In een groep 7 liet de
leerkracht de kinderen een oefening doen met een in stukjes geknipte tekst die
in groepjes op volgorde gelegd moesten worden. Het daaropvolgende
klassegesprek, waarin kinderen hun volgordes moesten verantwoorden, was de start
van een instructie over de structuur van informatieve beschrijvingen. Daaraan
werd meerdere weken gewerkt. De begrippen ‘paragraaf’ en ‘deelonderwerp’ werden
geleidelijk duidelijk.
Werken met een schrijfschema
Vanaf groep 5-6 ontstaat
doorgaans het abstractievermogen dat nodig is om al vóór het schrijven na te
denken over de opbouw van een tekst. Dan kan je af en toe gaan werken met
schrijfschema’s of schrijfkaders.
Werken met schrijfschema’s is
tricky business. Voor je het weet beschouwen kinderen een schema als een soort
invulformulier en denken ze zelf helemaal niet meer na. Denk aan de
wie-wat-waar of inleiding-kern-slot schemaatjes die methodes vaak hanteren. Het
is zeer de vraag of het invullen daarvan leidt tot werkelijk leren over
tekststructuur. Mijn eigen hypothese daarover is: not (niet). Werkbladen met
voorgedrukte invulschema’s maken dom en lui. Kinderen zouden zelf zulke schema’s moeten maken en
daarover terugkerend praten met hun leerkracht en met maatjes. Zou iemand dat
eens wetenschappelijk kunnen onderzoeken?

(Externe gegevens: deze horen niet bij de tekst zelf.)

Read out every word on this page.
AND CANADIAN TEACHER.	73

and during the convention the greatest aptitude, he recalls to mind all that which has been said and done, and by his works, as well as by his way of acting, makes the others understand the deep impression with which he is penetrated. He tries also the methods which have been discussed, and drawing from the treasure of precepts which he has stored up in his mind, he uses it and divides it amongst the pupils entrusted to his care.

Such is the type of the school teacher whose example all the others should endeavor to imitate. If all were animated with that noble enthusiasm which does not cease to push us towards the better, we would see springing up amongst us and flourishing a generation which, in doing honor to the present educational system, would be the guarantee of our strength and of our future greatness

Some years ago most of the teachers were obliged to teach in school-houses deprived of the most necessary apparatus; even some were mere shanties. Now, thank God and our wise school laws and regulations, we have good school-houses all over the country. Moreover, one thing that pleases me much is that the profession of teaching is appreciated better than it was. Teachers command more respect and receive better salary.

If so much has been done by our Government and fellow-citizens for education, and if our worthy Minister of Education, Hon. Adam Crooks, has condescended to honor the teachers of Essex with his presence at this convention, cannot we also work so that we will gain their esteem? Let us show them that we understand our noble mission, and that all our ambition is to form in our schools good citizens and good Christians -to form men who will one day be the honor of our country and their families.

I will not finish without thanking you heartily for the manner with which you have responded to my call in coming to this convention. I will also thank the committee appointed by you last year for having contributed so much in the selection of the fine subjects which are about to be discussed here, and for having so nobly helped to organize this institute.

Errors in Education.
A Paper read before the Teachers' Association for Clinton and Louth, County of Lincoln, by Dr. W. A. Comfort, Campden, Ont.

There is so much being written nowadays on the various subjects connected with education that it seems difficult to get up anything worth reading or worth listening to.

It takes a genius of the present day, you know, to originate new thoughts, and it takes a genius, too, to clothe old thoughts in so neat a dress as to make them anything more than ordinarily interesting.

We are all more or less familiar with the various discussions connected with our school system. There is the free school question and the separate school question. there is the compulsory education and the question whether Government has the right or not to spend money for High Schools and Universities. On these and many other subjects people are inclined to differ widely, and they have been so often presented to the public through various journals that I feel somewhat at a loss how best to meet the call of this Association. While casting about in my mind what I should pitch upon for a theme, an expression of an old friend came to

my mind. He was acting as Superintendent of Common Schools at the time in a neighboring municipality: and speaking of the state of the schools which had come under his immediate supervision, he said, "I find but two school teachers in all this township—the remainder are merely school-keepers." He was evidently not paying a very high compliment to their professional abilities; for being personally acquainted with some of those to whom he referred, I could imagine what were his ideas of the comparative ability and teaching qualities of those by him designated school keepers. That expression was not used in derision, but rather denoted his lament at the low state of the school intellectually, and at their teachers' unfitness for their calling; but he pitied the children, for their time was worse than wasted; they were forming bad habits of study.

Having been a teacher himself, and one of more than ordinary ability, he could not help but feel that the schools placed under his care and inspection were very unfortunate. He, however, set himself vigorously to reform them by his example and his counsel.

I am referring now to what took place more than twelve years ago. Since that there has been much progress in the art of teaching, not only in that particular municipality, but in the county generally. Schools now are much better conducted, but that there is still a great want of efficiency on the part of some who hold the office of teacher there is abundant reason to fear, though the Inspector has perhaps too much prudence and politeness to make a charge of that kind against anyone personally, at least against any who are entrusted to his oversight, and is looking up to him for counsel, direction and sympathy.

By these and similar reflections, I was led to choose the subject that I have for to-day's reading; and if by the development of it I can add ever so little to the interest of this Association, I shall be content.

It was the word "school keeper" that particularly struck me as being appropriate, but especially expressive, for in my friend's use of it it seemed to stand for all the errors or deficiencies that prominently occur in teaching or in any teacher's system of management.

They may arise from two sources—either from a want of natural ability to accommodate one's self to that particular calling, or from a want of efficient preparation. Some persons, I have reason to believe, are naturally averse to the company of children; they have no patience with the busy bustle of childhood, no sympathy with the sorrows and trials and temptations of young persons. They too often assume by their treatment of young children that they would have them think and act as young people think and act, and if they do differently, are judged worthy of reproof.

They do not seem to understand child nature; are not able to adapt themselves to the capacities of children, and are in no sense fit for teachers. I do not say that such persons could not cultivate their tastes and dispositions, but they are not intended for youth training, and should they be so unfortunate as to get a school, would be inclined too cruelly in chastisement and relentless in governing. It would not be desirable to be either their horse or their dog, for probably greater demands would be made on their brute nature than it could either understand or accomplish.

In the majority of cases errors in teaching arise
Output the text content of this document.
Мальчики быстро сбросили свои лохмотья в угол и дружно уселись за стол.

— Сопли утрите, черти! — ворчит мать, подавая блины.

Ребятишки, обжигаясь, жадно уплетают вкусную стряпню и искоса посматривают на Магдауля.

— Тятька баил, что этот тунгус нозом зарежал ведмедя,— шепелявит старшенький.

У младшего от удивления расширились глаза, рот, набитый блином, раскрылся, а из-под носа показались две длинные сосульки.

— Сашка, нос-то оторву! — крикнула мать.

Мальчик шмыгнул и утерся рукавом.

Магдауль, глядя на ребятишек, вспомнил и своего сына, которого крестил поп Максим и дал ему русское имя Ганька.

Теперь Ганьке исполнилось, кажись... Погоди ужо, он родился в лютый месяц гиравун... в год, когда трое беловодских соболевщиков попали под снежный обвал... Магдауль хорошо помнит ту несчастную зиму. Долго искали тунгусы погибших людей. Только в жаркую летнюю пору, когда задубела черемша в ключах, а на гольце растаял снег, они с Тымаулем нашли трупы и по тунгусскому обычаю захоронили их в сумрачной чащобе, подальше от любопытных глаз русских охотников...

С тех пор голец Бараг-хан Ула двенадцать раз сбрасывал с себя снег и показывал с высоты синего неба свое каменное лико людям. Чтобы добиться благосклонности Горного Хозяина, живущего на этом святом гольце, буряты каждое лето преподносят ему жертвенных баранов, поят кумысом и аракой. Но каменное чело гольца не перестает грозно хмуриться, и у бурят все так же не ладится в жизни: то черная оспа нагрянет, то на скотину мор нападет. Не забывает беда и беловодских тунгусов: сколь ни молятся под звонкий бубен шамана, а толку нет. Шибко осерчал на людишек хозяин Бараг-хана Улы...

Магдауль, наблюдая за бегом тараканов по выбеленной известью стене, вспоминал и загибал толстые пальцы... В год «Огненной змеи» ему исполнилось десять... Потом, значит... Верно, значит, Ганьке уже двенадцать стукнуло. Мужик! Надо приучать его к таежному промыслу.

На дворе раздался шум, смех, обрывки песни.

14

Dit gezegd hebbende, wil ik het
werken met schrijfschema’s in de bovenbouw bepaald aanbevelen! Waarbij schema’s
samen op het bord en in groepjes gemaakt worden en besproken, ongeveer zoals ook
wel gebeurt met mindmaps. Ik zal er in latere blogs op terugkomen.
Verwarring over inleiding-kern-slot
Tot slot nog even over het
universele structuurmodel dat in het basisonderwijs vaak gebruikt wordt:
inleiding – kern – slot. Ook wel: begin – midden – eind. Dit model kom ik zo
vaak tegen dat het lijkt of bijna niemand verder is gekomen met nadenken over
tekststructuur na de basisschool. Het wordt ingezet bij alle tekstsoorten en
genres, als een verondersteld hulpmiddel. Kinderen doen vervolgens een gooi
naar wat zij denken dat past in een inleiding, een kern en een slot.
Leerkrachten rommelen een beetje met hun eigen opinie daarover. Vaak wordt
tijdens lessen niet duidelijker wat nu bedoeld wordt met de drie abstracte begrippen
inleiding, kern en slot. Ik denk zelf dat een op genres gebaseerde
aanpak hierin helderheid kan scheppen. Wat je precies bedoelt met een
inleiding, een kern en een afsluiting van een tekst hangt af van het doel
(lees: genre) van die tekst. Dit heb ik hierboven al enigszins aangestipt en ga
ik proberen verder te illustreren in een volgend blog!